Seeing the forest for the trees: Interpreting and quantifying emergent catchment hydrology behavior

只见树木、见森林：解释和量化紧急流域水文行为

• 批准号: 0943640
• 负责人: Brian McGlynn
• 金额: --
• 依托单位: Montana State University
• 依托单位国家: 美国
• 项目类别: Continuing Grant
• 财政年份: 2010
• 资助国家: 美国
• 起止时间: 2010-06-01 至 2013-10-31
• 项目状态: 已结题
• 来源: https://www.nsf.gov/awardsearch/showAward?AWD_ID=0943640&HistoricalAwards=false
• 关键词: Seeing; forest; trees; Interpreting; quantifying

A unifying theory describing primary controls on mountain catchment hydrologic response continues to elude hydrologists despite valuable advances in quantitative modeling and process understanding from overland flow, to throughflow, to variables source area dynamics. This may be attributed to the near infinite complexities of natural systems, our inability to measure necessary variables adequately in space and time, and difficulties in quantifying non-linear watershed processes and threshold mediated runoff generation. We acknowledge the advances to date in catchment process understanding and modeling and are engaged in activities focused on both expanding the limits of our system behavior understanding and developing hybrid conceptual (mathematical) models internally validated and tested with synthesized process observations. We are conducting a suite of empirical and modeling studies performed iteratively at the Tenderfoot Creek Experimental Forest (TCEF) in the Little Belt Mountains of central Montana, across seven adjacent diverse watersheds and more than five years of variable climatic forcings. We specifically address the following challenges in catchment hydrology:1) What is the role of landscape structure (shape) in headwater mountain catchment hydrologic response and source water contributions? Follow-on: Does the relative importance of structure change across variable forcing (climatic variability)?2) Can we develop new quantifications (models) of watershed behavior based on hypotheses about the role of landscape structure in watershed response? Follow-on: How do field observations help infer specific model structures and parameters, and constrain predictive uncertainty?3) Does the effectiveness of catchment models based on landscape structure vary across multiple watersheds or under different climatic forcing? Follow-on: How do we compare the transferability of new model conceptualizations to traditional models based on topographic controls, variable source area concepts, or simple water balance representations?To address these challenges we are working to build tools and infrastructure for research and education. We focus on themes critical to watershed science to improve transferability of watershed understanding and predictability of watershed response via new process conceptualizations and model structures.

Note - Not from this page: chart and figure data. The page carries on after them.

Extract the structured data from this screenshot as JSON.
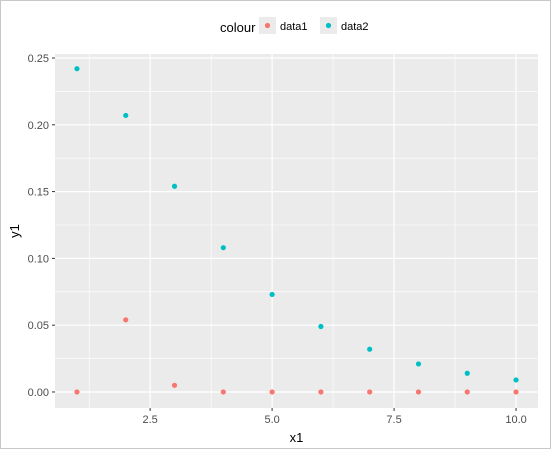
{
  "chart_data": {
    "type": "scatter",
    "title": "",
    "xlabel": "x1",
    "ylabel": "y1",
    "xlim": [
      0.55,
      10.45
    ],
    "ylim": [
      -0.012,
      0.253
    ],
    "x_ticks": [
      2.5,
      5.0,
      7.5,
      10.0
    ],
    "x_tick_labels": [
      "2.5",
      "5.0",
      "7.5",
      "10.0"
    ],
    "x_minor_ticks": [
      1.25,
      3.75,
      6.25,
      8.75
    ],
    "y_ticks": [
      0.0,
      0.05,
      0.1,
      0.15,
      0.2,
      0.25
    ],
    "y_tick_labels": [
      "0.00",
      "0.05",
      "0.10",
      "0.15",
      "0.20",
      "0.25"
    ],
    "y_minor_ticks": [
      0.025,
      0.075,
      0.125,
      0.175,
      0.225
    ],
    "grid": true,
    "legend": {
      "title": "colour",
      "position": "top",
      "entries": [
        "data1",
        "data2"
      ]
    },
    "colors": {
      "data1": "#F8766D",
      "data2": "#00BFC4",
      "panel_background": "#EBEBEB",
      "grid_line": "#FFFFFF"
    },
    "series": [
      {
        "name": "data1",
        "x": [
          1,
          2,
          3,
          4,
          5,
          6,
          7,
          8,
          9,
          10
        ],
        "y": [
          0.0,
          0.054,
          0.005,
          0.0,
          0.0,
          0.0,
          0.0,
          0.0,
          0.0,
          0.0
        ]
      },
      {
        "name": "data2",
        "x": [
          1,
          2,
          3,
          4,
          5,
          6,
          7,
          8,
          9,
          10
        ],
        "y": [
          0.242,
          0.207,
          0.154,
          0.108,
          0.073,
          0.049,
          0.032,
          0.021,
          0.014,
          0.009
        ]
      }
    ]
  }
}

描述山区集水区水文响应的主要控制因素的统一理论仍然令水文学家难以理解，尽管在定量建模和过程理解方面取得了有价值的进展，从陆面流到贯通流，再到变量源区动力学。这可能归因于自然系统近乎无限的复杂性，我们无法在空间和时间上充分衡量必要的变量，以及难以量化非线性流域过程和阈值调节的径流产生。我们承认到目前为止在集水过程理解和建模方面取得的进展，并参与了一些活动，重点是扩大我们的系统行为理解的限制，以及开发混合概念(数学)模型，并通过综合过程观察进行内部验证和测试。我们正在蒙大拿州中部小带山脉的TenderFoot Creek实验森林(TCEF)反复进行一系列经验和模型研究，跨越七个相邻的不同流域和五年多不同的气候强迫。1)景观结构(形状)在源头、山区集水区、水文响应和源水贡献中的作用是什么？后续：结构的相对重要性是否会在不同的强迫变量(气候变异性)之间发生变化？2)我们能否基于景观结构在流域响应中的作用的假设，开发新的流域行为量化(模型)？后续：现场观测如何帮助推断特定的模型结构和参数，并限制预测的不确定性？3)基于景观结构的流域模型的有效性是否在多个流域或在不同的气候强迫下有所不同？后续：我们如何比较新模型概念化与基于地形控制、可变源区概念或简单水平衡表示的传统模型的可转移性？为了应对这些挑战，我们正在努力为研究和教育建立工具和基础设施。我们侧重于对流域科学至关重要的主题，以通过新的过程概念化和模型结构来提高流域理解的可转移性和流域响应的可预测性。